What I want to do
Filter a large dataset, with pagination and @cascade on v21.03
What I did
I could not, its too slow.
Dgraph metadata
dgraph version
Dgraph version : v21.03.0
Dgraph codename : rocket
Dgraph SHA-256 : b4e4c77011e2938e9da197395dbce91d0c6ebb83d383b190f5b70201836a773f
Commit SHA-1 : a77bbe8ae
Commit timestamp : 2021-04-07 21:36:38 +0530
Branch : HEAD
Go version : go1.16.2
jemalloc enabled : true
I have a query pattern for my application to use dgraph that requires using @cascade to filter paths on the existence of at least one edge that is being filtered.

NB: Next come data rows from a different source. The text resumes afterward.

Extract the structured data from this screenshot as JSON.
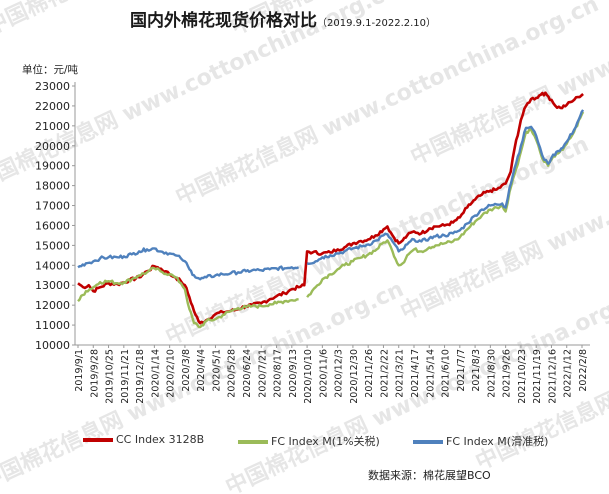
{
  "title": "国内外棉花现货价格对比",
  "subtitle": "（2019.9.1-2022.2.10）",
  "unit_label": "单位：元/吨",
  "source": "数据来源：棉花展望BCO",
  "watermark": "中国棉花信息网 www.cottonchina.org.cn",
  "chart_data": {
    "type": "line",
    "ylim": [
      10000,
      23000
    ],
    "yticks": [
      10000,
      11000,
      12000,
      13000,
      14000,
      15000,
      16000,
      17000,
      18000,
      19000,
      20000,
      21000,
      22000,
      23000
    ],
    "xticks": [
      "2019/9/1",
      "2019/9/28",
      "2019/10/25",
      "2019/11/21",
      "2019/12/18",
      "2020/1/14",
      "2020/2/10",
      "2020/3/8",
      "2020/4/4",
      "2020/5/1",
      "2020/5/28",
      "2020/6/24",
      "2020/7/21",
      "2020/8/17",
      "2020/9/13",
      "2020/10/10",
      "2020/11/6",
      "2020/12/3",
      "2020/12/30",
      "2021/1/26",
      "2021/2/22",
      "2021/3/21",
      "2021/4/17",
      "2021/5/14",
      "2021/6/10",
      "2021/7/7",
      "2021/8/3",
      "2021/8/30",
      "2021/9/26",
      "2021/10/23",
      "2021/11/19",
      "2021/12/16",
      "2022/1/12",
      "2022/2/8"
    ],
    "grid": false,
    "legend_position": "bottom",
    "series": [
      {
        "name": "CC Index 3128B",
        "color": "#c00000",
        "points": [
          [
            "2019/9/1",
            13100
          ],
          [
            "2019/9/10",
            12900
          ],
          [
            "2019/9/20",
            13000
          ],
          [
            "2019/9/28",
            12700
          ],
          [
            "2019/10/10",
            12900
          ],
          [
            "2019/10/25",
            13100
          ],
          [
            "2019/11/10",
            13050
          ],
          [
            "2019/11/21",
            13150
          ],
          [
            "2019/12/1",
            13250
          ],
          [
            "2019/12/18",
            13400
          ],
          [
            "2020/1/1",
            13700
          ],
          [
            "2020/1/14",
            13950
          ],
          [
            "2020/1/20",
            13900
          ],
          [
            "2020/2/3",
            13700
          ],
          [
            "2020/2/10",
            13550
          ],
          [
            "2020/2/20",
            13400
          ],
          [
            "2020/3/1",
            13200
          ],
          [
            "2020/3/8",
            13000
          ],
          [
            "2020/3/16",
            12400
          ],
          [
            "2020/3/24",
            11700
          ],
          [
            "2020/4/1",
            11200
          ],
          [
            "2020/4/4",
            11100
          ],
          [
            "2020/4/15",
            11250
          ],
          [
            "2020/5/1",
            11550
          ],
          [
            "2020/5/14",
            11650
          ],
          [
            "2020/5/28",
            11700
          ],
          [
            "2020/6/10",
            11800
          ],
          [
            "2020/6/24",
            11950
          ],
          [
            "2020/7/5",
            12000
          ],
          [
            "2020/7/21",
            12100
          ],
          [
            "2020/8/5",
            12300
          ],
          [
            "2020/8/17",
            12450
          ],
          [
            "2020/8/31",
            12600
          ],
          [
            "2020/9/13",
            12800
          ],
          [
            "2020/9/25",
            12900
          ],
          [
            "2020/10/5",
            13000
          ],
          [
            "2020/10/10",
            14700
          ],
          [
            "2020/10/20",
            14650
          ],
          [
            "2020/11/6",
            14600
          ],
          [
            "2020/11/20",
            14650
          ],
          [
            "2020/12/3",
            14800
          ],
          [
            "2020/12/15",
            14900
          ],
          [
            "2020/12/30",
            15100
          ],
          [
            "2021/1/10",
            15200
          ],
          [
            "2021/1/26",
            15300
          ],
          [
            "2021/2/8",
            15500
          ],
          [
            "2021/2/22",
            15800
          ],
          [
            "2021/3/1",
            15950
          ],
          [
            "2021/3/10",
            15500
          ],
          [
            "2021/3/21",
            15100
          ],
          [
            "2021/3/28",
            15250
          ],
          [
            "2021/4/5",
            15500
          ],
          [
            "2021/4/17",
            15700
          ],
          [
            "2021/4/30",
            15600
          ],
          [
            "2021/5/14",
            15850
          ],
          [
            "2021/5/25",
            15950
          ],
          [
            "2021/6/10",
            16000
          ],
          [
            "2021/6/25",
            16150
          ],
          [
            "2021/7/7",
            16400
          ],
          [
            "2021/7/20",
            16900
          ],
          [
            "2021/8/3",
            17300
          ],
          [
            "2021/8/15",
            17550
          ],
          [
            "2021/8/30",
            17750
          ],
          [
            "2021/9/10",
            17800
          ],
          [
            "2021/9/26",
            18100
          ],
          [
            "2021/10/5",
            18700
          ],
          [
            "2021/10/12",
            19900
          ],
          [
            "2021/10/23",
            21300
          ],
          [
            "2021/11/1",
            22000
          ],
          [
            "2021/11/10",
            22350
          ],
          [
            "2021/11/19",
            22400
          ],
          [
            "2021/11/30",
            22650
          ],
          [
            "2021/12/8",
            22550
          ],
          [
            "2021/12/16",
            22300
          ],
          [
            "2021/12/23",
            22000
          ],
          [
            "2022/1/1",
            21900
          ],
          [
            "2022/1/12",
            22050
          ],
          [
            "2022/1/25",
            22300
          ],
          [
            "2022/2/1",
            22450
          ],
          [
            "2022/2/10",
            22600
          ]
        ]
      },
      {
        "name": "FC Index M(1%关税)",
        "color": "#9bbb59",
        "points": [
          [
            "2019/9/1",
            12200
          ],
          [
            "2019/9/15",
            12700
          ],
          [
            "2019/9/28",
            12900
          ],
          [
            "2019/10/10",
            13150
          ],
          [
            "2019/10/25",
            13200
          ],
          [
            "2019/11/10",
            13100
          ],
          [
            "2019/11/21",
            13150
          ],
          [
            "2019/12/5",
            13300
          ],
          [
            "2019/12/18",
            13500
          ],
          [
            "2020/1/1",
            13650
          ],
          [
            "2020/1/14",
            13850
          ],
          [
            "2020/1/25",
            13700
          ],
          [
            "2020/2/10",
            13550
          ],
          [
            "2020/2/20",
            13400
          ],
          [
            "2020/3/1",
            13100
          ],
          [
            "2020/3/8",
            12800
          ],
          [
            "2020/3/16",
            11800
          ],
          [
            "2020/3/24",
            11100
          ],
          [
            "2020/4/4",
            10900
          ],
          [
            "2020/4/15",
            11200
          ],
          [
            "2020/5/1",
            11300
          ],
          [
            "2020/5/14",
            11500
          ],
          [
            "2020/5/28",
            11700
          ],
          [
            "2020/6/10",
            11850
          ],
          [
            "2020/6/24",
            11900
          ],
          [
            "2020/7/5",
            11950
          ],
          [
            "2020/7/21",
            11950
          ],
          [
            "2020/8/5",
            12050
          ],
          [
            "2020/8/17",
            12100
          ],
          [
            "2020/8/31",
            12200
          ],
          [
            "2020/9/13",
            12250
          ],
          [
            "2020/9/25",
            12300
          ]
        ]
      },
      {
        "name": "FC Index M(1%关税)",
        "color": "#9bbb59",
        "points": [
          [
            "2020/10/10",
            12400
          ],
          [
            "2020/10/25",
            12900
          ],
          [
            "2020/11/6",
            13300
          ],
          [
            "2020/11/20",
            13550
          ],
          [
            "2020/12/3",
            13800
          ],
          [
            "2020/12/15",
            14000
          ],
          [
            "2020/12/30",
            14200
          ],
          [
            "2021/1/15",
            14400
          ],
          [
            "2021/1/26",
            14550
          ],
          [
            "2021/2/10",
            14800
          ],
          [
            "2021/2/22",
            15150
          ],
          [
            "2021/3/1",
            15250
          ],
          [
            "2021/3/10",
            14700
          ],
          [
            "2021/3/21",
            14000
          ],
          [
            "2021/3/28",
            14100
          ],
          [
            "2021/4/5",
            14500
          ],
          [
            "2021/4/17",
            14800
          ],
          [
            "2021/4/30",
            14700
          ],
          [
            "2021/5/14",
            14900
          ],
          [
            "2021/5/25",
            15000
          ],
          [
            "2021/6/10",
            15100
          ],
          [
            "2021/6/25",
            15200
          ],
          [
            "2021/7/7",
            15400
          ],
          [
            "2021/7/20",
            15800
          ],
          [
            "2021/8/3",
            16200
          ],
          [
            "2021/8/15",
            16500
          ],
          [
            "2021/8/30",
            16800
          ],
          [
            "2021/9/10",
            16900
          ],
          [
            "2021/9/20",
            17000
          ],
          [
            "2021/9/26",
            16700
          ],
          [
            "2021/10/3",
            17700
          ],
          [
            "2021/10/12",
            18600
          ],
          [
            "2021/10/23",
            19700
          ],
          [
            "2021/11/1",
            20700
          ],
          [
            "2021/11/10",
            20800
          ],
          [
            "2021/11/19",
            20300
          ],
          [
            "2021/11/26",
            19700
          ],
          [
            "2021/12/3",
            19200
          ],
          [
            "2021/12/10",
            19000
          ],
          [
            "2021/12/16",
            19300
          ],
          [
            "2021/12/25",
            19600
          ],
          [
            "2022/1/5",
            19800
          ],
          [
            "2022/1/12",
            20100
          ],
          [
            "2022/1/25",
            20700
          ],
          [
            "2022/2/5",
            21400
          ],
          [
            "2022/2/10",
            21700
          ]
        ]
      },
      {
        "name": "FC Index M(滑准税)",
        "color": "#4f81bd",
        "points": [
          [
            "2019/9/1",
            13900
          ],
          [
            "2019/9/15",
            14100
          ],
          [
            "2019/9/28",
            14200
          ],
          [
            "2019/10/10",
            14350
          ],
          [
            "2019/10/25",
            14400
          ],
          [
            "2019/11/10",
            14400
          ],
          [
            "2019/11/21",
            14450
          ],
          [
            "2019/12/5",
            14550
          ],
          [
            "2019/12/18",
            14700
          ],
          [
            "2020/1/1",
            14800
          ],
          [
            "2020/1/14",
            14850
          ],
          [
            "2020/1/25",
            14700
          ],
          [
            "2020/2/10",
            14600
          ],
          [
            "2020/2/20",
            14500
          ],
          [
            "2020/3/1",
            14350
          ],
          [
            "2020/3/8",
            14200
          ],
          [
            "2020/3/16",
            13800
          ],
          [
            "2020/3/24",
            13500
          ],
          [
            "2020/4/4",
            13300
          ],
          [
            "2020/4/15",
            13400
          ],
          [
            "2020/5/1",
            13500
          ],
          [
            "2020/5/14",
            13550
          ],
          [
            "2020/5/28",
            13600
          ],
          [
            "2020/6/10",
            13650
          ],
          [
            "2020/6/24",
            13700
          ],
          [
            "2020/7/5",
            13750
          ],
          [
            "2020/7/21",
            13750
          ],
          [
            "2020/8/5",
            13800
          ],
          [
            "2020/8/17",
            13850
          ],
          [
            "2020/8/31",
            13850
          ],
          [
            "2020/9/13",
            13900
          ],
          [
            "2020/9/25",
            13900
          ]
        ]
      },
      {
        "name": "FC Index M(滑准税)",
        "color": "#4f81bd",
        "points": [
          [
            "2020/10/10",
            14100
          ],
          [
            "2020/10/25",
            14200
          ],
          [
            "2020/11/6",
            14400
          ],
          [
            "2020/11/20",
            14500
          ],
          [
            "2020/12/3",
            14600
          ],
          [
            "2020/12/15",
            14700
          ],
          [
            "2020/12/30",
            14850
          ],
          [
            "2021/1/15",
            14950
          ],
          [
            "2021/1/26",
            15050
          ],
          [
            "2021/2/10",
            15250
          ],
          [
            "2021/2/22",
            15500
          ],
          [
            "2021/3/1",
            15550
          ],
          [
            "2021/3/10",
            15200
          ],
          [
            "2021/3/21",
            14700
          ],
          [
            "2021/3/28",
            14800
          ],
          [
            "2021/4/5",
            15050
          ],
          [
            "2021/4/17",
            15300
          ],
          [
            "2021/4/30",
            15200
          ],
          [
            "2021/5/14",
            15350
          ],
          [
            "2021/5/25",
            15450
          ],
          [
            "2021/6/10",
            15500
          ],
          [
            "2021/6/25",
            15600
          ],
          [
            "2021/7/7",
            15750
          ],
          [
            "2021/7/20",
            16100
          ],
          [
            "2021/8/3",
            16500
          ],
          [
            "2021/8/15",
            16800
          ],
          [
            "2021/8/30",
            17000
          ],
          [
            "2021/9/10",
            17050
          ],
          [
            "2021/9/20",
            17100
          ],
          [
            "2021/9/26",
            16900
          ],
          [
            "2021/10/3",
            17900
          ],
          [
            "2021/10/12",
            18900
          ],
          [
            "2021/10/23",
            20000
          ],
          [
            "2021/11/1",
            20900
          ],
          [
            "2021/11/10",
            20950
          ],
          [
            "2021/11/19",
            20500
          ],
          [
            "2021/11/26",
            19900
          ],
          [
            "2021/12/3",
            19300
          ],
          [
            "2021/12/10",
            19100
          ],
          [
            "2021/12/16",
            19400
          ],
          [
            "2021/12/25",
            19700
          ],
          [
            "2022/1/5",
            19900
          ],
          [
            "2022/1/12",
            20200
          ],
          [
            "2022/1/25",
            20800
          ],
          [
            "2022/2/5",
            21500
          ],
          [
            "2022/2/10",
            21800
          ]
        ]
      }
    ]
  },
  "legend": [
    {
      "label": "CC Index 3128B",
      "color": "#c00000"
    },
    {
      "label": "FC Index M(1%关税)",
      "color": "#9bbb59"
    },
    {
      "label": "FC Index M(滑准税)",
      "color": "#4f81bd"
    }
  ]
}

This works great in v20.11, with the caveat that @cascade and pagination did not work as expected.
So I upgraded our staging system to v21.03 in order to get the pagination+cascade fix in this pr. However, as per the design of this fix, it removes pagination completely and calculates the full possible response, then applies pagination. This seriously breaks my query pattern to the point where I cannot use v21.03.
EG: Imagine, if you will, I have a dataset with: (Device[#100])-[:has_object]->(Object[#3000eachDevice])-[:has_indicator]->(Indicator[#20eachObject])
Each node has a [uid] edge out to other nodes, the existence of which I need to filter on. Here is a made up query explaining the issue (this is not a real query of my application, just has the same idea)
q(func: type(Device), first:2) @cascade(myEdgeThatIsUsedToFilter) {
...fields
has_object @filter(type(Object)) (first:2) {
...fields
has_indicator @filter(type(Indicator)) (first:2) {
...fields
}
}
}
fragment fields {
uid, name
myEdgeThatIsUsedToFilter @filter(...)
#with @cascade, if at least one of these edges pass the filter, the node is included.
# If none of these edges pass the filter, then the parent node is not in the result
# and will not be traversed to the next level
}
In v20.11, this finished quite quickly (its only asking for 2 Devices, 4 Objects, 8 Indicators total)
In v21.03, this does not finish after 200s, an trimming it down to just the first level shows me the debug metrics that say yes, it had to access 6,300,100 uids (100 devices, 300k objects, 6M indicators) to get the result, instead of the 14 nodes I had asked for.
So… I wont be able to use dgraph v21.03 without a dramatic redesign of our application. Would it be possible to get something into the next release that will evaluate paging while evaluating cascade parameters?